Jerry and Wilma Hanna of Hawkinsville haven’t wanted for a quiet life in forty plus years – especially since the births of their daughters, Kim, 41, a hairdresser from Danville, Lyn, 37, a maintenance engineer from Cochran, and Candie, 30, an electronics student, also from Danville.
And with good reason.
The Hanna girls, all alumni of the Pulaski County School System, have led active lives since day one – fishing, hunting, riding horses, playing sports – both Candie and Lyn were softball and basketball stars – and baton twirling – Kim twirled with the local high school marching band even before she hit double digits in age.
When they were growing up, the sisters each had a different dream. Kim wanted to be a nurse and began nursing school until “I saw all the hairdressers and decided that was my calling.” Lyn thought about being a game warden until she realized that “I would end up saving all the animals and that just wouldn’t do.” Candie, smiling, said, “I have not quite decided what I want to be when I grow up.”
The sisters did agree on one thing though – racing. And no, not foot racing, though there is no doubt that they have been in a few of those. The kind of racing the Hannas got into was around a track in cars going very, very fast. On January 10, blog talk radio host, Russell Lovett will pay homage to the Hanna sisters and their racing career at www.blogtalkradio.com.
Lyn was the first sister to take up racing, according to sister Kim. “She started in her early 20s driving for a friend in the ladies’ class in Cochran at the track.” Her car number was 21 – after her the number she wore on her softball jersey in high school. She had been approached by a friend ,Eddy Stevens, to drive his car, and then later, built her own.
Kim followed a year or so later, also driving for someone else, until she built one on her own. The number 99 came to be Kim’s because “we were laying bricks for a walkway at our parents’ and out of the hundreds of bricks out there, one of them had the number 99 on it, and it just kind of stuck.”

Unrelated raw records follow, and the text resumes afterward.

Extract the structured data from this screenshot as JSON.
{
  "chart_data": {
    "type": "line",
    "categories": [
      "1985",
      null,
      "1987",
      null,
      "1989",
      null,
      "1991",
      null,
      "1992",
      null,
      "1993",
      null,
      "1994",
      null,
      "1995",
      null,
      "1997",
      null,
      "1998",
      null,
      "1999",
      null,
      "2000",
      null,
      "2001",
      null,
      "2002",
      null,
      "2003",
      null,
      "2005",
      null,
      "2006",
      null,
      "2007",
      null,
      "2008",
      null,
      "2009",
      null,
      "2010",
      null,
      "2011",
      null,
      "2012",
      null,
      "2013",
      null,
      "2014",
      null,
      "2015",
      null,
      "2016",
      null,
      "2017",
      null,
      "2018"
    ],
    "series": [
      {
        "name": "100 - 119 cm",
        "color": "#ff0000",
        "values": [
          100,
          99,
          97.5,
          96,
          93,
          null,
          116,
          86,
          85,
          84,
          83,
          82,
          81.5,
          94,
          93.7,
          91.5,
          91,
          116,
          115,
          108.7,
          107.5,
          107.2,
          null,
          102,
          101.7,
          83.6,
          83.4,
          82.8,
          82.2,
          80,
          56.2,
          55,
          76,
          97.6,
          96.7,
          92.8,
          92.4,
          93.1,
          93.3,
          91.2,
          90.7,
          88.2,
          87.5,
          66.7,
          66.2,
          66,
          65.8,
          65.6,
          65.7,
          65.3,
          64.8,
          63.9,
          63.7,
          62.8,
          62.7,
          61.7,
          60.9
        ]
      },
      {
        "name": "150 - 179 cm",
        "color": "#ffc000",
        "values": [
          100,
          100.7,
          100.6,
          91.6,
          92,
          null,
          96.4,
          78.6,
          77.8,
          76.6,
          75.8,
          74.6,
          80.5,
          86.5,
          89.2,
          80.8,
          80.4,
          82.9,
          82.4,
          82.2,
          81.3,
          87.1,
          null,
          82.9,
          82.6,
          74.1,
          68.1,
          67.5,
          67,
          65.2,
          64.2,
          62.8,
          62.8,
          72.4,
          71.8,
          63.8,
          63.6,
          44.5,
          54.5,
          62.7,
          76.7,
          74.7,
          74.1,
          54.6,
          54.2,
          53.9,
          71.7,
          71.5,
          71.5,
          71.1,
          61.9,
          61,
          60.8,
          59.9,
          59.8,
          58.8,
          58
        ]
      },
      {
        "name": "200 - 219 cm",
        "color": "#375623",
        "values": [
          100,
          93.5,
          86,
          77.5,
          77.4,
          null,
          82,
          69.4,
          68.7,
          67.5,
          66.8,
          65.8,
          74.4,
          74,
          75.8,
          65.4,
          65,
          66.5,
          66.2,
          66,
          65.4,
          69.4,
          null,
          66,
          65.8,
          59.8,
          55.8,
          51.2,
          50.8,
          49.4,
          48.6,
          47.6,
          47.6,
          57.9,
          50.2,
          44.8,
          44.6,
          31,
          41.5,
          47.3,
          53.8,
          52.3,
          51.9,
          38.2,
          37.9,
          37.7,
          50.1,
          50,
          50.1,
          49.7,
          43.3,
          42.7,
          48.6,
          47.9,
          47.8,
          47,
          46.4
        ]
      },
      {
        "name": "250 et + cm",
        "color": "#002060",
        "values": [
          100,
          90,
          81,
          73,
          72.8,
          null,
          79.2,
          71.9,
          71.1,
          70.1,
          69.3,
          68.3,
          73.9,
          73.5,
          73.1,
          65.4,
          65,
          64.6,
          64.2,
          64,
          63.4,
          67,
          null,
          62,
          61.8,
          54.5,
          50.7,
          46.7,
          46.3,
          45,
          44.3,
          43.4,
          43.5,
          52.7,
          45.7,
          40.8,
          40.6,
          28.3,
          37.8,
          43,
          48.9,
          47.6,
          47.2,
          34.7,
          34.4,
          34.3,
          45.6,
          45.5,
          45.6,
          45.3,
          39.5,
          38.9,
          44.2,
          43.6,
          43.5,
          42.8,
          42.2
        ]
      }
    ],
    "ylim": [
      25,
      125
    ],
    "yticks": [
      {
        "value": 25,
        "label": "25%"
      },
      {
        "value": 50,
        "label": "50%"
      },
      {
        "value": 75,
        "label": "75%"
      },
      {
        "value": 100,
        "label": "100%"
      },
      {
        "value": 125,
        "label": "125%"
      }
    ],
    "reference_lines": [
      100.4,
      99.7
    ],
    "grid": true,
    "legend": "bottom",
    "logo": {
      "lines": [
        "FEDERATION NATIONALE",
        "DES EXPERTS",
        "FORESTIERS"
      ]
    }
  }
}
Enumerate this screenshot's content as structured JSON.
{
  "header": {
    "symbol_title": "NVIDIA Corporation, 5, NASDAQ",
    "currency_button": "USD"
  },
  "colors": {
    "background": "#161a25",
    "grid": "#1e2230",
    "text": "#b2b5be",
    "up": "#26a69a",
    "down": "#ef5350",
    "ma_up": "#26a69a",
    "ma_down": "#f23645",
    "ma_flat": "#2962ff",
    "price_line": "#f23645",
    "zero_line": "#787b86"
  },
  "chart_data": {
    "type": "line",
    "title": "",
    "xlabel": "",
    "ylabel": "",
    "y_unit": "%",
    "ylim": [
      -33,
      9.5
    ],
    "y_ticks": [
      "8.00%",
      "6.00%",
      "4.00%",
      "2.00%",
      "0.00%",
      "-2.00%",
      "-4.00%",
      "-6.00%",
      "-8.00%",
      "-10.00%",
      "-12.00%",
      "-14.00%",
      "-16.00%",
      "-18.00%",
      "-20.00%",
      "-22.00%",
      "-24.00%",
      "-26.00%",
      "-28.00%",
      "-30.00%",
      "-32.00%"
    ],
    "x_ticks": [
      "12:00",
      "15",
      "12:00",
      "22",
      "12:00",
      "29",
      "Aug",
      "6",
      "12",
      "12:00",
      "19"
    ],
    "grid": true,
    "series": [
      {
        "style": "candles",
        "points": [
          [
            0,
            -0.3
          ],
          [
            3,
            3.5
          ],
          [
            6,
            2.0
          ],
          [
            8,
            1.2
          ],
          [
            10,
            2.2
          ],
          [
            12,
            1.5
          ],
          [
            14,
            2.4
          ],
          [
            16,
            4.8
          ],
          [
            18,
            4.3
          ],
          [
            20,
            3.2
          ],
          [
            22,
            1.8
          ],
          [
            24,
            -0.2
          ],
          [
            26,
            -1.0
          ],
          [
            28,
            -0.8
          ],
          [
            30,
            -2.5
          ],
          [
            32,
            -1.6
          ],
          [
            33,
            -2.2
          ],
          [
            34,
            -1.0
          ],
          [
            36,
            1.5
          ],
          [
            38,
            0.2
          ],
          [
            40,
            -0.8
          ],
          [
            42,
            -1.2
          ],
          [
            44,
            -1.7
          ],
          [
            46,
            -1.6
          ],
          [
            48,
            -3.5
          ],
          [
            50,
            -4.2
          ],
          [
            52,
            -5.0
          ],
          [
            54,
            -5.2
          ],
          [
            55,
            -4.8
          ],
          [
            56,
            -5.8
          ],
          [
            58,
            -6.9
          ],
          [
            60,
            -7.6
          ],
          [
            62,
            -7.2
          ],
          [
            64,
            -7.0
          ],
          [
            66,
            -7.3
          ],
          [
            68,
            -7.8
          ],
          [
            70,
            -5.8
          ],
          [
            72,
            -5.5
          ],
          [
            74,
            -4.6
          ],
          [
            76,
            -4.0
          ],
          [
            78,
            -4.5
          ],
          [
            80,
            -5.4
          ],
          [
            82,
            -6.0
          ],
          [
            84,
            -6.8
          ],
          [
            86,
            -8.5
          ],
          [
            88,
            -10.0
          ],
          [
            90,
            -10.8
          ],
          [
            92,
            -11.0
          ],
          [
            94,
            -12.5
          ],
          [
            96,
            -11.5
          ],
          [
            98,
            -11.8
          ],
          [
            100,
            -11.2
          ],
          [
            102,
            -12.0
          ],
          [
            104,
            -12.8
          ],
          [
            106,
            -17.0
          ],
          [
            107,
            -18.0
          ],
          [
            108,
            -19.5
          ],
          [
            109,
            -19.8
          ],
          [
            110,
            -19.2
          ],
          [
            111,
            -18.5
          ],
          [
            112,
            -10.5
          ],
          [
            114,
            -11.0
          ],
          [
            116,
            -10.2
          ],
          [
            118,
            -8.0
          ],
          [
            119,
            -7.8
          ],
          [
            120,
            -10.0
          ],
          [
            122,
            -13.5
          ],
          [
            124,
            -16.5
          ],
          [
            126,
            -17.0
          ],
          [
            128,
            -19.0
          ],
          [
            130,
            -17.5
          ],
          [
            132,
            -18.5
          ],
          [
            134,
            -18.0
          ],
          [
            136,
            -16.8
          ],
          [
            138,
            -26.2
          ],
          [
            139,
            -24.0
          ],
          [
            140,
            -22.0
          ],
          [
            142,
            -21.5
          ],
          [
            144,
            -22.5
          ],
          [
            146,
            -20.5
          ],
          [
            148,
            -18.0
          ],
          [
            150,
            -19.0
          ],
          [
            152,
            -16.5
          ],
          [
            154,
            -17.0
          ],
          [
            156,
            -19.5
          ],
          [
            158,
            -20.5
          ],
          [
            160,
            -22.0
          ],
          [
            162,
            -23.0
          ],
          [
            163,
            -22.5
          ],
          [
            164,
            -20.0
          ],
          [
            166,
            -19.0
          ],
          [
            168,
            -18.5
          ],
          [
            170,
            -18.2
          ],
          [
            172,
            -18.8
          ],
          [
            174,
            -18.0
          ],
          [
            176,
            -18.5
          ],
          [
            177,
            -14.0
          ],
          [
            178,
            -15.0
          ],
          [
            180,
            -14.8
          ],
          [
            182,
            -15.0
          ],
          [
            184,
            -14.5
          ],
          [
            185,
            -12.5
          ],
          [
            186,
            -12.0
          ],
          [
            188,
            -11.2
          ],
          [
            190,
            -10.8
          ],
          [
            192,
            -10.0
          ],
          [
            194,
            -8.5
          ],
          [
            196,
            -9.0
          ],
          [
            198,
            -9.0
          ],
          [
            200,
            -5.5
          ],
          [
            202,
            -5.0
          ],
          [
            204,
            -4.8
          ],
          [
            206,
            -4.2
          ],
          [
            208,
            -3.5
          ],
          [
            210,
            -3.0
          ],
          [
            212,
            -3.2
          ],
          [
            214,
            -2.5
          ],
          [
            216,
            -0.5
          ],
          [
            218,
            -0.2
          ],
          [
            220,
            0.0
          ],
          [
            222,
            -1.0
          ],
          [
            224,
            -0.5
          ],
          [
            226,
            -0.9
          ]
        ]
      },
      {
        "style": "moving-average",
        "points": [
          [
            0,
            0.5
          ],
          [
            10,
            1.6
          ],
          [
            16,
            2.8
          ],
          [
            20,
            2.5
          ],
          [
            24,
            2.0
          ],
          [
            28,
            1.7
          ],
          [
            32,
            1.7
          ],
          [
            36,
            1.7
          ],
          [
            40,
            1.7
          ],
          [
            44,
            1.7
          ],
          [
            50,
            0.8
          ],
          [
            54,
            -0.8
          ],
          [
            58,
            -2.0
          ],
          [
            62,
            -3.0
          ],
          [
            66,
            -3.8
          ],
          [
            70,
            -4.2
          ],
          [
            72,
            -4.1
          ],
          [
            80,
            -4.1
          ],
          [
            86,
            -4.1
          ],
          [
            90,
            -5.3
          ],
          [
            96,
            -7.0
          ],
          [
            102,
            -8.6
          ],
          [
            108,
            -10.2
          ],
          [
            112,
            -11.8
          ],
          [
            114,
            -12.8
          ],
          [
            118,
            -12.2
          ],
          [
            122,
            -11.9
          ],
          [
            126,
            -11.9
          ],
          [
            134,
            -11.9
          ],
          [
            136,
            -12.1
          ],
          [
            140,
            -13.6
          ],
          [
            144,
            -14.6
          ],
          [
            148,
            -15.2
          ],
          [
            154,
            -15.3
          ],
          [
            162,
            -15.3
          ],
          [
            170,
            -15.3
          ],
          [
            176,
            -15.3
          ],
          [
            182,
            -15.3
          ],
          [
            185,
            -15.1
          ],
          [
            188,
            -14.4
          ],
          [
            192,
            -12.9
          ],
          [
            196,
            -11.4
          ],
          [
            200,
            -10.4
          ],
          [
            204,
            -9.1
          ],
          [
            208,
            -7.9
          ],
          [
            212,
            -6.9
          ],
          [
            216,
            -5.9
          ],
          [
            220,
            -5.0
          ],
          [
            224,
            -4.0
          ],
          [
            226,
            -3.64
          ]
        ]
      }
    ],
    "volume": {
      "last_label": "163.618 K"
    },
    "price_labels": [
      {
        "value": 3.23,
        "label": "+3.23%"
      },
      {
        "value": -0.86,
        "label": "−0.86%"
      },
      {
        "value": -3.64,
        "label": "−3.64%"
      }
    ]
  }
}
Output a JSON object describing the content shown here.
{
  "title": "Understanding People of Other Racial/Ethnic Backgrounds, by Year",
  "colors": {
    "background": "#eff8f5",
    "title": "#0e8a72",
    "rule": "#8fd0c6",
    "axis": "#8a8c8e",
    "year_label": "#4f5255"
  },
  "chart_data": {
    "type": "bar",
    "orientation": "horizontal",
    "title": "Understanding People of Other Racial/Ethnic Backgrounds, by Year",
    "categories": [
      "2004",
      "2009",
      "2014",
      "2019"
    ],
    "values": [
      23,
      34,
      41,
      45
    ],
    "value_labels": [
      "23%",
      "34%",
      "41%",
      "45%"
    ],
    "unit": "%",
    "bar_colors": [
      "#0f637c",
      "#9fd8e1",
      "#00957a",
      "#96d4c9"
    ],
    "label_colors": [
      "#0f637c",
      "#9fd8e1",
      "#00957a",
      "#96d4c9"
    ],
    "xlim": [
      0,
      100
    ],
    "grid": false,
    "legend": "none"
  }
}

Candie started racing at age 15 with her car donning her old softball and basketball jersey number, 11. Candie started racing with Lyn’s hand-me-down car until her new car was built.
Kim said, “We all three knew some about working on cars, but learned a lot more over the years. Lyn’s and Candie’s cars were built by our dad and then mine was built by Rim Rider Race Cars.”
Though the three did have to race each other many times, Kim said, “We all just thought it was a lot of fun. Yes, we had to beat each other, but we have always been competitive. No one was more prouder than the other two of us when one of us would win a race … except of course for mom and daddy.”
Like when Kim won the dominantly men’s Pure Stock Points Championship and was, she remembered, “the first lady to ever do so.”
Or when, “Lyn won a feature race that was done in memory of a friend who had just passed, or when Candie won the heat on her first night out with the men’s race, and ended up on the pole position for the feature.”
Kim said, “Female drivers should remember that the guys are not going to just move over … when you strap in and put that helmet on, you become a racer like everyone else.”
Thinking for a moment, Kim said, “You have to give respect to ear it, but there will come a time when you have to prove yourself.”
She continued, “Our mom said that she was always a nervous wreck everytime we took to the track … she got a lot of exercise running to the fence when a wreck happened.” Wilma Hanna got to be close friends with the pit stewards. “They became her ears when checking on us in a wreck. But she was always so proud of us when we won or just finished in the pits. Daddy said he only got nervous a couple of times – but that we because he knew we were in very well-built cars.”
Kim Hanna smiled, “And of course, because we were made of tough stuff.”
The Hanna girls will be featured on www.blogtalkradio.com at 6:30 p.m. January 10 with Russell Lovett hosting.